Synopses & Reviews
France, 1931: A criminal serving a 40-year sentence in the forbidding Malniveau Prison is found stabbed to death in the streets of the nearby town where his beautiful 19-year-old daughter lives. When the daughter vanishes, her American-born husband demands an investigation — and sets off a cascade of events that puts them both in mortal danger.
California, 1941: In the wake of the events in France, Shem Rosenkrantz brought his young wife back to America — where she was discovered by Hollywood and has become one of the movies' brightest stars. But Shem's star has fallen as Chloe's has risen, and his affair with one of her co-stars brings tragedy into their lives once more when his mistress is found brutally murdered.
Baltimore, 1951: The repercussions of the Hollywood slayings have left Chloe in need of constant care — care that Shem can't afford, with his writing career derailed and his own mental and physical condition deteriorating. His only hope is a desperate trip back home to Baltimore, where the reading of his first wife's will could yield enough money for him and Chloe to survive on — or could lead to a catastrophic confrontation with the estranged son he barely knows, and a moment of madness and bloodshed that can never be undone.

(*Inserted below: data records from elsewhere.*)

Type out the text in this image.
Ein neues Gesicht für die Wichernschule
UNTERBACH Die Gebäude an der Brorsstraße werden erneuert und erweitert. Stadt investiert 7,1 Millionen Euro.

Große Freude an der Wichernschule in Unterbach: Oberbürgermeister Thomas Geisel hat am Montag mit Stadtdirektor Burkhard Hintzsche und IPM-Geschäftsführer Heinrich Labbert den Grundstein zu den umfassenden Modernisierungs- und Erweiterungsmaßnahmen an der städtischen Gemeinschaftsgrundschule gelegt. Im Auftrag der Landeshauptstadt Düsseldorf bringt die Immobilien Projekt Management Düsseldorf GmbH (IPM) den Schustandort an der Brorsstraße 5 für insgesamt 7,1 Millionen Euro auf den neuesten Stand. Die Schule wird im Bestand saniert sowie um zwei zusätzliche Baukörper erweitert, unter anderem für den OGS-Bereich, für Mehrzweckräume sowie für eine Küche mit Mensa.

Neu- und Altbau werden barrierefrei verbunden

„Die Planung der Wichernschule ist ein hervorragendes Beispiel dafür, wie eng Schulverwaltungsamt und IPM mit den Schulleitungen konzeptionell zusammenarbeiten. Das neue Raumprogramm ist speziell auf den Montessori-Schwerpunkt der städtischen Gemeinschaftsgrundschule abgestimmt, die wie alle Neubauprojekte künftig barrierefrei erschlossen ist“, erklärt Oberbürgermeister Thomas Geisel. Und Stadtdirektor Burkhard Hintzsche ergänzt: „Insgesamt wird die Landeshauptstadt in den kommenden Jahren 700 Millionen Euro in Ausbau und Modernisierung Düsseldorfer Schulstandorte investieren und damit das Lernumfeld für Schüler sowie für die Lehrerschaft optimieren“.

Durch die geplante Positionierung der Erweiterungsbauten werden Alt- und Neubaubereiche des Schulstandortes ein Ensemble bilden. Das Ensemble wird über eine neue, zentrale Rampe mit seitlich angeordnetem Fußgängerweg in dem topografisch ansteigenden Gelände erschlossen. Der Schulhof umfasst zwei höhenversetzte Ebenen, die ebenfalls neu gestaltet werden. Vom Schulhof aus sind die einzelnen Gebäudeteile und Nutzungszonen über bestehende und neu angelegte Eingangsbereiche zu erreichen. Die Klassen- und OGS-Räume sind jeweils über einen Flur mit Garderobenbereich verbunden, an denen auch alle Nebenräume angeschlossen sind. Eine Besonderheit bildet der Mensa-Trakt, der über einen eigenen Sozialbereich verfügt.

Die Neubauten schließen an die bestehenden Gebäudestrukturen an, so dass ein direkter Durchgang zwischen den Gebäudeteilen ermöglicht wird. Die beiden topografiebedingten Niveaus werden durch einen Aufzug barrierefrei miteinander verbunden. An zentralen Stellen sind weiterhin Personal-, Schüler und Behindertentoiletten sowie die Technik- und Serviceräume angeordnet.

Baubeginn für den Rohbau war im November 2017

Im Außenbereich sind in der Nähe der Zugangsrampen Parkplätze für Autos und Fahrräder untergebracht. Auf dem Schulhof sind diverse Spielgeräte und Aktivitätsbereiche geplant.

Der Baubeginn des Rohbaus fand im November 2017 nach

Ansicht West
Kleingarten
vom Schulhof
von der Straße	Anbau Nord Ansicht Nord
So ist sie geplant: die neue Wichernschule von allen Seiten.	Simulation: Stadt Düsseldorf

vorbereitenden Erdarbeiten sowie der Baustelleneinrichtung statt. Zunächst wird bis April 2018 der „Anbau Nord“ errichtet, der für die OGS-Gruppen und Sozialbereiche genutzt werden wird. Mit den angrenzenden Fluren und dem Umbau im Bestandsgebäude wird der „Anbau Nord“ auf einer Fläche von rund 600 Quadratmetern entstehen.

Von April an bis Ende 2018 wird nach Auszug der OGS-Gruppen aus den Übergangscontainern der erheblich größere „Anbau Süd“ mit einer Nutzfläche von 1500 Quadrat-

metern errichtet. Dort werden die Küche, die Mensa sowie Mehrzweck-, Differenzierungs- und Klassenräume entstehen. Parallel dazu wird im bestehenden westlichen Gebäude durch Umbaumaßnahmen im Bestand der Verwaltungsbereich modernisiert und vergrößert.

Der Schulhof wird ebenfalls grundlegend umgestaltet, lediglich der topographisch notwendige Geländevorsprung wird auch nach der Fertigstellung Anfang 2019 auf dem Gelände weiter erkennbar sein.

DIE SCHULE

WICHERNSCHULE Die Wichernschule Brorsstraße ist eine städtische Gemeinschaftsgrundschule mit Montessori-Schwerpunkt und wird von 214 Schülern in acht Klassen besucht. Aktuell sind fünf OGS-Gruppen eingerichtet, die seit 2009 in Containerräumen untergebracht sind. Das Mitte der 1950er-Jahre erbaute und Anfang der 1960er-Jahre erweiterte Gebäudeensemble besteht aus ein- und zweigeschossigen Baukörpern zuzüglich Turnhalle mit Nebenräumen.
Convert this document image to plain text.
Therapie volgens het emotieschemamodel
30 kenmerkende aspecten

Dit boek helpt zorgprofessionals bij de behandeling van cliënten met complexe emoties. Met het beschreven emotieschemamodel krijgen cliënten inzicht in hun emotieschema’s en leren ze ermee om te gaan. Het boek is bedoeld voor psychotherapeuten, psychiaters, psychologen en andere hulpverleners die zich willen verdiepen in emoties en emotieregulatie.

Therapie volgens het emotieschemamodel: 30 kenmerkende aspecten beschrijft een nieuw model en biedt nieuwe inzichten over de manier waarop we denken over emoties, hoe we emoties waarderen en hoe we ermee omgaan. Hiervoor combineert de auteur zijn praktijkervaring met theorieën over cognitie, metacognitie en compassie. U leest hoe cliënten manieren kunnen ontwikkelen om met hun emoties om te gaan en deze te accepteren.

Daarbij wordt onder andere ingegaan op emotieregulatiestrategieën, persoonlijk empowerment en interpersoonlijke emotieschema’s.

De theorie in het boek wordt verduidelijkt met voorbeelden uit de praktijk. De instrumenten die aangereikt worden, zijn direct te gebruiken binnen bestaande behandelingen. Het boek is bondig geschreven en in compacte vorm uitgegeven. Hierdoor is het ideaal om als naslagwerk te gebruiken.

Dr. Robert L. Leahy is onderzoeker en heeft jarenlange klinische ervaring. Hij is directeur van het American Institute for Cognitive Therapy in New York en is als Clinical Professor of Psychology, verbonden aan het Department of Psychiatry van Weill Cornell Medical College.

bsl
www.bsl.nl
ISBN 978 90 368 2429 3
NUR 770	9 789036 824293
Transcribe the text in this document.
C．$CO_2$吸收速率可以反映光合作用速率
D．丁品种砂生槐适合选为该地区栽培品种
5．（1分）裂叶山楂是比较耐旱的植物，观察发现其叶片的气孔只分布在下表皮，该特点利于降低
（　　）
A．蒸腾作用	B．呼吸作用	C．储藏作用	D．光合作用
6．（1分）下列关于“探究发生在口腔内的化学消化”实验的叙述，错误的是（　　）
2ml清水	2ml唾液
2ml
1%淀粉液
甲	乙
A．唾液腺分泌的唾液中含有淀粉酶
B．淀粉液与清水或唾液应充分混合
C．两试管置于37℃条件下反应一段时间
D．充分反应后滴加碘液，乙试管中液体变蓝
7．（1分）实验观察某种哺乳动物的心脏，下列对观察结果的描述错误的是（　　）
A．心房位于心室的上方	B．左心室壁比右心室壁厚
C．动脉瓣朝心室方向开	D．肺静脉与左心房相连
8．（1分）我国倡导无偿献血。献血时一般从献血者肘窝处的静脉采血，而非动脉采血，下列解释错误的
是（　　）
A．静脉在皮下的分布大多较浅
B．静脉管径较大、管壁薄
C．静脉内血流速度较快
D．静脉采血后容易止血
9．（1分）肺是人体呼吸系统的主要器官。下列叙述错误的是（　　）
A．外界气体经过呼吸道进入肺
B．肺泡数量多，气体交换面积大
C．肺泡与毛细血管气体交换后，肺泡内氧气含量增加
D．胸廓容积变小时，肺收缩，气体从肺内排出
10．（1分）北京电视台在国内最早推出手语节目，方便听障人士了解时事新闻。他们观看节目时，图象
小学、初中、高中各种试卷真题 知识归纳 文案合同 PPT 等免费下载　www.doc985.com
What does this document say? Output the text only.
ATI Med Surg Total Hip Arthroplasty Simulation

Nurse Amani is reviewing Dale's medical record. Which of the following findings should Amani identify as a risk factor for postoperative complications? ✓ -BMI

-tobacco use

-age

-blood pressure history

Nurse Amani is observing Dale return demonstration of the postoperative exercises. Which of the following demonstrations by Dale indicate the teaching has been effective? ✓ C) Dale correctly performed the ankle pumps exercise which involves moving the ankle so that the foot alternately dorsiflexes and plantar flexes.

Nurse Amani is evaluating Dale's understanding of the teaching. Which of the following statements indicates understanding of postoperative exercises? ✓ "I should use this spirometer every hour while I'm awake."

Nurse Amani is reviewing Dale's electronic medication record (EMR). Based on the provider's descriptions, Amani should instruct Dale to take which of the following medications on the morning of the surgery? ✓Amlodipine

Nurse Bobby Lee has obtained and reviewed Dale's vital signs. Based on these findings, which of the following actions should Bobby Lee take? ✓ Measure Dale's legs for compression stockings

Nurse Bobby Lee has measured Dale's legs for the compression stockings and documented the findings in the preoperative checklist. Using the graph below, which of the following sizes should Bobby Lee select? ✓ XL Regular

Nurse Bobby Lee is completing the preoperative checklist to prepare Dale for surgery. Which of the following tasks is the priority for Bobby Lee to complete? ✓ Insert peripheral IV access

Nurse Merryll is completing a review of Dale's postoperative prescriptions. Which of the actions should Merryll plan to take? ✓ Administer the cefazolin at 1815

A breathtaking first novel spanning three decades and taking the form of three separate crime novels written in three distinct styles, each inspired by a different giant of the mystery genre — Georges Simenon, Raymond Chandler, and Jim Thompson.
Review
"Bold, innovative, and thrilling — The Twenty-Year Death crackles with suspense and will keep you up late." Stephen King
Review
"Not content with writing one first novel like ordinary mortals, Ariel Winter has written three — and in the style of some of the most famous crime writers of all time for good measure. It's a virtuoso act of literary recreation that's both astonishingly faithful and wildly, audaciously original. One hell of a debut." James Frey
Review
"The Twenty-Year Death is a bravura debut, ingenious and assured, and a fitting tribute to the trio of illustrious ghosts who are looking — with indulgence, surely — over Ariel Winter's shoulder." John Banville
Review
"The Twenty-Year Death is an absolute astonishment. Ariel S. Winter manages to channel three iconic crime writers and pull off a riveting story of a two-decade ruination in which it is the things not said that somehow have the loudest echoes." Peter Straub
Synopsis
There's never been a book like
The Twenty-Year Death A breathtaking first novel written in the form of three separate crime novels, each set in a different decade and penned in the style of a different giant of the mystery genre.
1931 — The body found in the gutter in France led the police inspector to the dead man’s beautiful daughter — and to her hot-tempered American husband.
1941 — A hardboiled private eye hired to keep a movie studio’s leading lady happy uncovers the truth behind the brutal slaying of a Hollywood starlet.
1951 — A desperate man pursuing his last chance at redemption finds himself with blood on his hands and the police on his trail...
Three complete novels that, taken together, tell a single epic story, about an author whose life is shattered when violence and tragedy consume the people closest to him. It is an ingenious and emotionally powerful debut performance from literary detective and former bookseller Ariel S. Winter, one that establishes this talented newcomer as a storyteller of the highest caliber.
Synopsis
THERE’S NEVER BEEN A BOOK LIKE
THE TWENTY-YEAR DEATH
A breathtaking first novel written in the form of three separate crime novels, each set in a different decade and penned in the style of a different giant of the mystery genre.
1931—
The body found in the gutter in France led the police inspector to the dead man’s beautiful daughter—and to her hot-tempered American husband.
1941—
A hardboiled private eye hired to keep a movie studio’s leading lady happy uncovers the truth behind the brutal slaying of a Hollywood starlet.
1951—
A desperate man pursuing his last chance at redemption finds himself with blood on his hands and the police on his trail...
Three complete novels that, taken together, tell a single epic story, about an author whose life is shattered when violence and tragedy consume the people closest to him. It is an ingenious and emotionally powerful debut performance from literary detective and former bookseller Ariel S. Winter, one that establishes this talented newcomer as a storyteller of the highest caliber.
About the Author
A long-time bookseller at The Corner Bookstore in New York City and Borders in Baltimore, Ariel S. Winter is also the author of the forthcoming children's picture book One of a Kind (Aladdin) and of the blog We Too Were Children, Mr. Barrie, devoted to the rediscovery of long-forgotten children's books written by literary icons such as John Updike, Langston Hughes, and Gertrude Stein. His writing has appeared in The Urbanite and on McSweeney's Internet Tendency, and in 2008 he won the Free Press "Who Can Save Us Now?" short story contest. He lives in Baltimore, Maryland.